Quel cirque ! On se serait cru pendant le débarquement de Normandie. Des cars affrétés par des touristes encombraient les rues. Les bus scolaires jaune vif côtoyaient les Greyhounds venus du fin fond du pays. On était début décembre, et il y avait déjà de la neige dans l’air.

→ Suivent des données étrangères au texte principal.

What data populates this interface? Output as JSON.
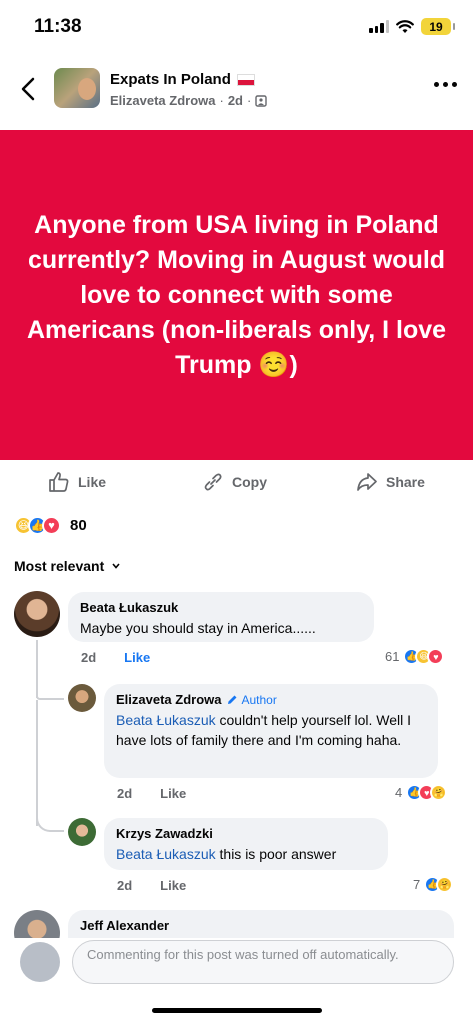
{
  "status": {
    "time": "11:38",
    "battery": "19"
  },
  "header": {
    "title": "Expats In Poland",
    "author": "Elizaveta Zdrowa",
    "age": "2d"
  },
  "post": {
    "text": "Anyone from USA living in Poland currently? Moving in August would\nlove to connect with some Americans (non-liberals only, I love Trump ☺️)",
    "background": "#e3093e"
  },
  "actions": {
    "like": "Like",
    "copy": "Copy",
    "share": "Share"
  },
  "reactions": {
    "count": "80"
  },
  "sort": {
    "label": "Most relevant"
  },
  "comments": [
    {
      "name": "Beata Łukaszuk",
      "text": "Maybe you should stay in America......",
      "age": "2d",
      "like": "Like",
      "reaction_count": "61"
    },
    {
      "name": "Elizaveta Zdrowa",
      "badge": "Author",
      "mention": "Beata Łukaszuk",
      "text": " couldn't help yourself lol. Well I have lots of family there and I'm coming haha.",
      "age": "2d",
      "like": "Like",
      "reaction_count": "4"
    },
    {
      "name": "Krzys Zawadzki",
      "mention": "Beata Łukaszuk",
      "text": " this is poor answer",
      "age": "2d",
      "like": "Like",
      "reaction_count": "7"
    },
    {
      "name": "Jeff Alexander"
    }
  ],
  "composer": {
    "placeholder": "Commenting for this post was turned off automatically."
  },
  "colors": {
    "accent": "#1877f2",
    "mention": "#1b5db5"
  }
}
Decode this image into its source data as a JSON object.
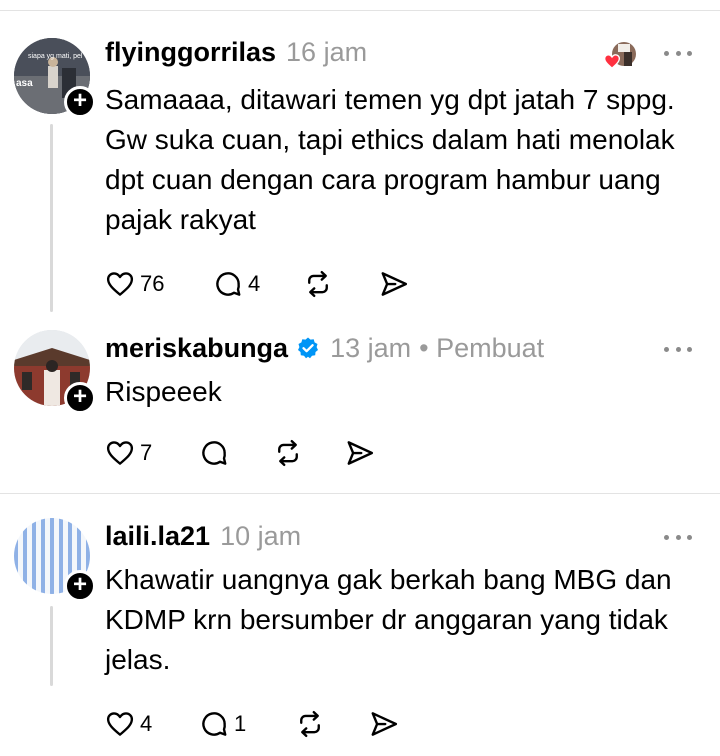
{
  "comments": [
    {
      "username": "flyinggorrilas",
      "time": "16 jam",
      "avatar_overlay_text": "siapa yg mati, pel",
      "avatar_side_text": "asa",
      "text": "Samaaaa, ditawari temen yg dpt jatah 7 sppg. Gw suka cuan, tapi ethics dalam hati menolak dpt cuan dengan cara program hambur uang pajak rakyat",
      "likes": "76",
      "replies": "4"
    },
    {
      "username": "meriskabunga",
      "time": "13 jam",
      "creator_label": "• Pembuat",
      "text": "Rispeeek",
      "likes": "7",
      "replies": ""
    },
    {
      "username": "laili.la21",
      "time": "10 jam",
      "text": "Khawatir uangnya gak berkah bang MBG dan KDMP krn bersumber dr anggaran yang tidak jelas.",
      "likes": "4",
      "replies": "1"
    }
  ],
  "icons": {
    "like": "heart-icon",
    "reply": "comment-icon",
    "repost": "repost-icon",
    "share": "send-icon",
    "more": "more-options-icon",
    "verified": "verified-badge-icon"
  },
  "colors": {
    "text": "#000000",
    "meta": "#9a9a9a",
    "verified": "#0095f6",
    "liked_heart": "#ff3040",
    "divider": "#e3e3e3"
  }
}
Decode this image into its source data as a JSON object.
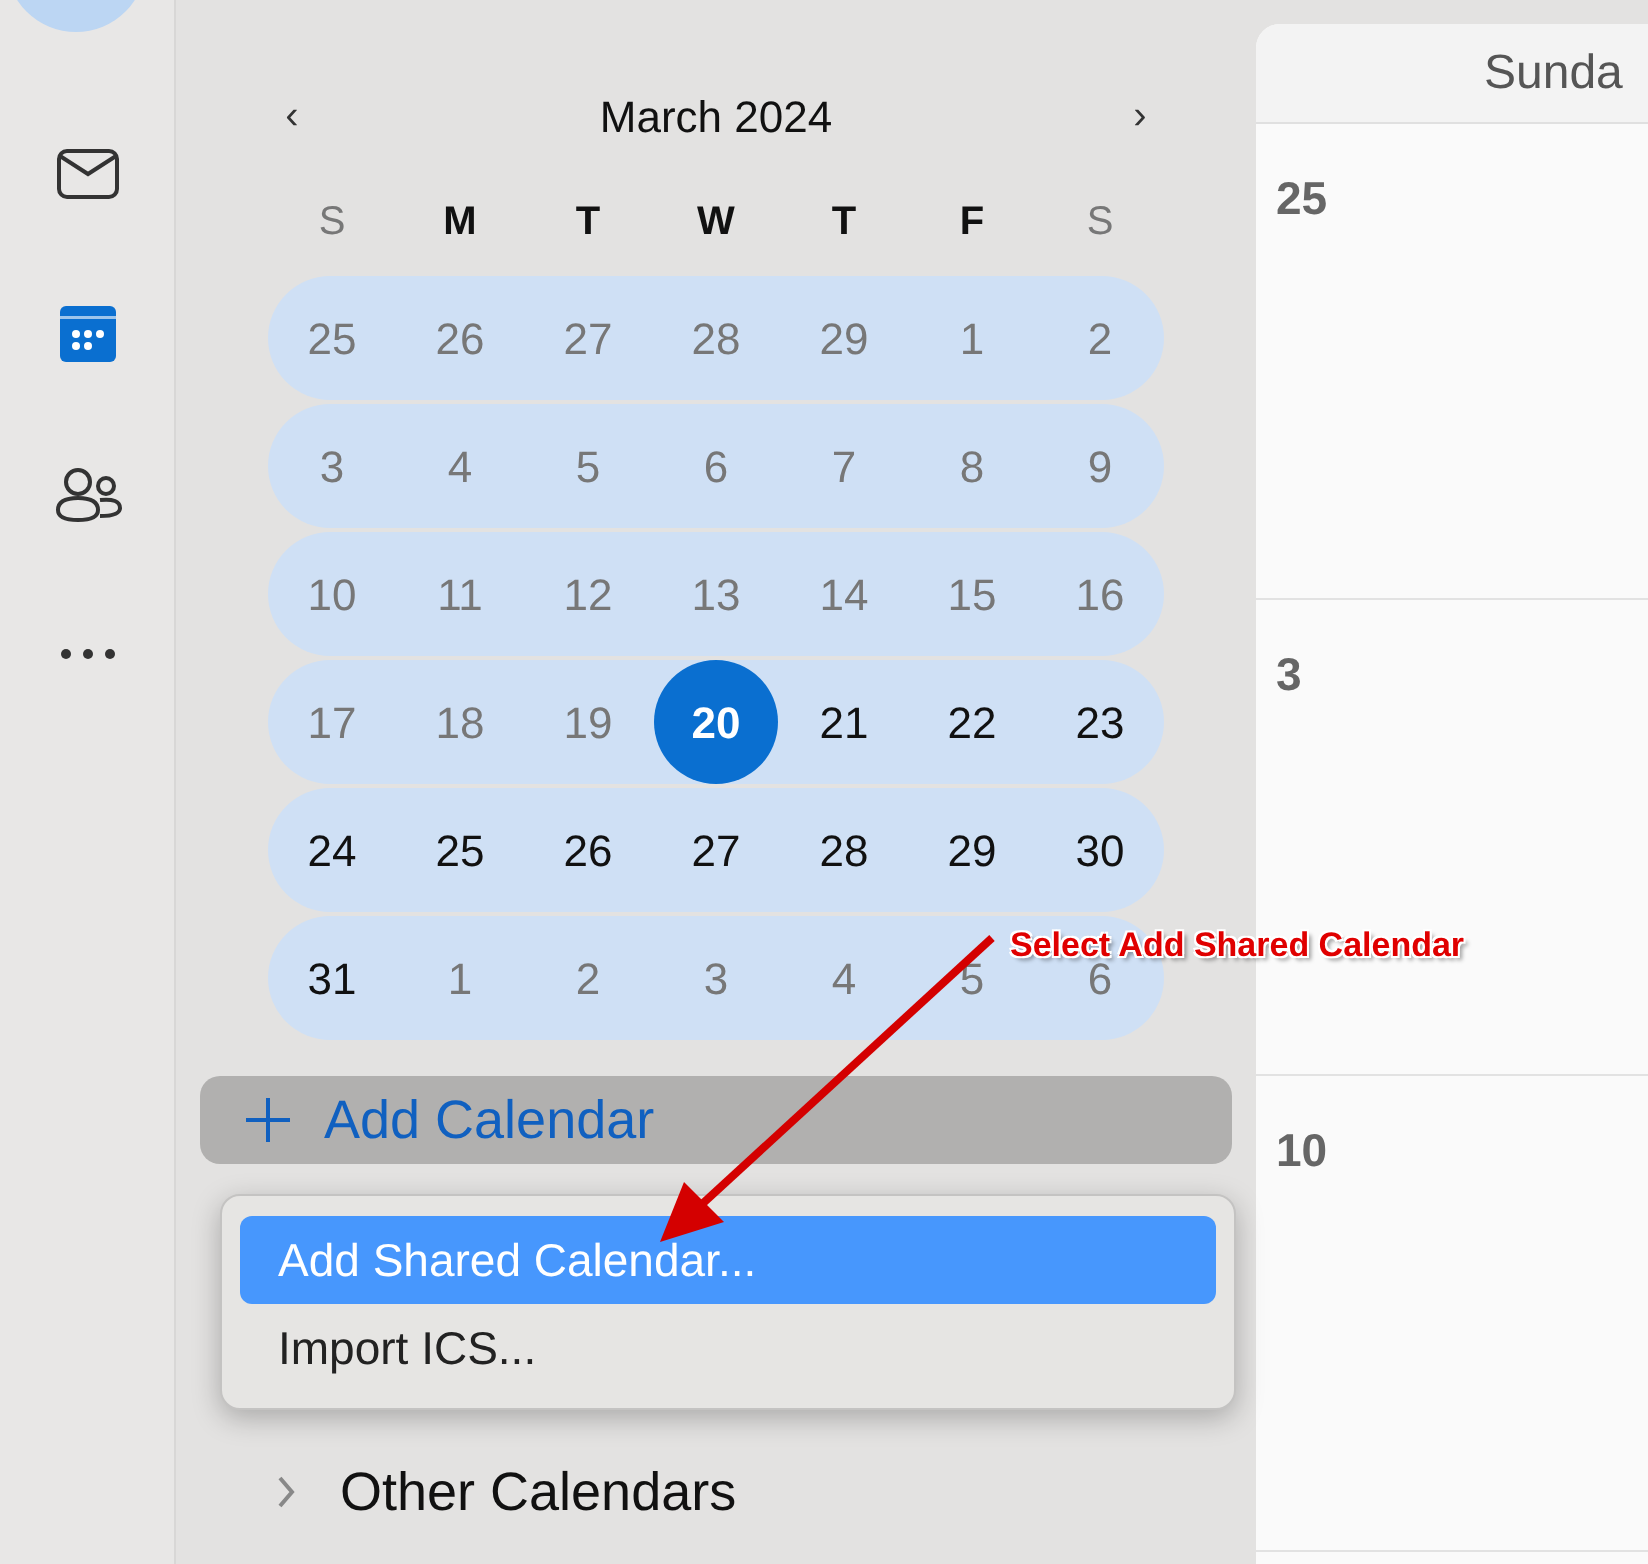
{
  "rail": {
    "items": [
      {
        "kind": "mail",
        "selected": false
      },
      {
        "kind": "calendar",
        "selected": true
      },
      {
        "kind": "people",
        "selected": false
      },
      {
        "kind": "more",
        "selected": false
      }
    ]
  },
  "mini_calendar": {
    "prev": "‹",
    "title": "March 2024",
    "next": "›",
    "weekdays": [
      {
        "label": "S",
        "muted": true
      },
      {
        "label": "M",
        "muted": false
      },
      {
        "label": "T",
        "muted": false
      },
      {
        "label": "W",
        "muted": false
      },
      {
        "label": "T",
        "muted": false
      },
      {
        "label": "F",
        "muted": false
      },
      {
        "label": "S",
        "muted": true
      }
    ],
    "weeks": [
      [
        {
          "day": "25",
          "muted": true,
          "selected": false
        },
        {
          "day": "26",
          "muted": true,
          "selected": false
        },
        {
          "day": "27",
          "muted": true,
          "selected": false
        },
        {
          "day": "28",
          "muted": true,
          "selected": false
        },
        {
          "day": "29",
          "muted": true,
          "selected": false
        },
        {
          "day": "1",
          "muted": true,
          "selected": false
        },
        {
          "day": "2",
          "muted": true,
          "selected": false
        }
      ],
      [
        {
          "day": "3",
          "muted": true,
          "selected": false
        },
        {
          "day": "4",
          "muted": true,
          "selected": false
        },
        {
          "day": "5",
          "muted": true,
          "selected": false
        },
        {
          "day": "6",
          "muted": true,
          "selected": false
        },
        {
          "day": "7",
          "muted": true,
          "selected": false
        },
        {
          "day": "8",
          "muted": true,
          "selected": false
        },
        {
          "day": "9",
          "muted": true,
          "selected": false
        }
      ],
      [
        {
          "day": "10",
          "muted": true,
          "selected": false
        },
        {
          "day": "11",
          "muted": true,
          "selected": false
        },
        {
          "day": "12",
          "muted": true,
          "selected": false
        },
        {
          "day": "13",
          "muted": true,
          "selected": false
        },
        {
          "day": "14",
          "muted": true,
          "selected": false
        },
        {
          "day": "15",
          "muted": true,
          "selected": false
        },
        {
          "day": "16",
          "muted": true,
          "selected": false
        }
      ],
      [
        {
          "day": "17",
          "muted": true,
          "selected": false
        },
        {
          "day": "18",
          "muted": true,
          "selected": false
        },
        {
          "day": "19",
          "muted": true,
          "selected": false
        },
        {
          "day": "20",
          "selected": true
        },
        {
          "day": "21",
          "muted": false,
          "selected": false
        },
        {
          "day": "22",
          "muted": false,
          "selected": false
        },
        {
          "day": "23",
          "muted": false,
          "selected": false
        }
      ],
      [
        {
          "day": "24",
          "muted": false,
          "selected": false
        },
        {
          "day": "25",
          "muted": false,
          "selected": false
        },
        {
          "day": "26",
          "muted": false,
          "selected": false
        },
        {
          "day": "27",
          "muted": false,
          "selected": false
        },
        {
          "day": "28",
          "muted": false,
          "selected": false
        },
        {
          "day": "29",
          "muted": false,
          "selected": false
        },
        {
          "day": "30",
          "muted": false,
          "selected": false
        }
      ],
      [
        {
          "day": "31",
          "muted": false,
          "selected": false
        },
        {
          "day": "1",
          "muted": true,
          "selected": false
        },
        {
          "day": "2",
          "muted": true,
          "selected": false
        },
        {
          "day": "3",
          "muted": true,
          "selected": false
        },
        {
          "day": "4",
          "muted": true,
          "selected": false
        },
        {
          "day": "5",
          "muted": true,
          "selected": false
        },
        {
          "day": "6",
          "muted": true,
          "selected": false
        }
      ]
    ]
  },
  "add_calendar": {
    "label": "Add Calendar"
  },
  "menu": {
    "items": [
      {
        "label": "Add Shared Calendar...",
        "selected": true
      },
      {
        "label": "Import ICS...",
        "selected": false
      }
    ]
  },
  "calendar_groups": [
    {
      "label": "Other Calendars"
    }
  ],
  "day_view": {
    "column": "Sunda",
    "dates": [
      "25",
      "3",
      "10"
    ]
  },
  "annotation": {
    "text": "Select Add Shared Calendar"
  }
}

« La fin tragique d’une idylle orageuse », clamait la presse du jour. L’autoradio débitait des formules jouant dans le même registre, parmi lesquelles Norma retint « chanteuse : un métier tuant ». Enfin un peu d’humour dans la désastreuse affaire qu’elle avait la charge d’éclaircir.
L’enquêtrice de la défense aimait la discrétion ; la notoriété et l’argent ne l’intéressaient guère. Tous ces journalistes qui la harcelaient de questions, ça nuisait à l’efficacité de son travail. Mais elle savait très bien à quoi s’en tenir. Maggie Bradford était une star. Une partie du public l’avait décrétée coupable, l’autre innocente comme l’agneau. Et elle, Norma, qu’en pensait-elle ?
« A vrai dire, je ne sais toujours pas. Maggie elle-même émet des doutes. Sa déposition ressemble à des aveux, et les éléments à charge sont importants. »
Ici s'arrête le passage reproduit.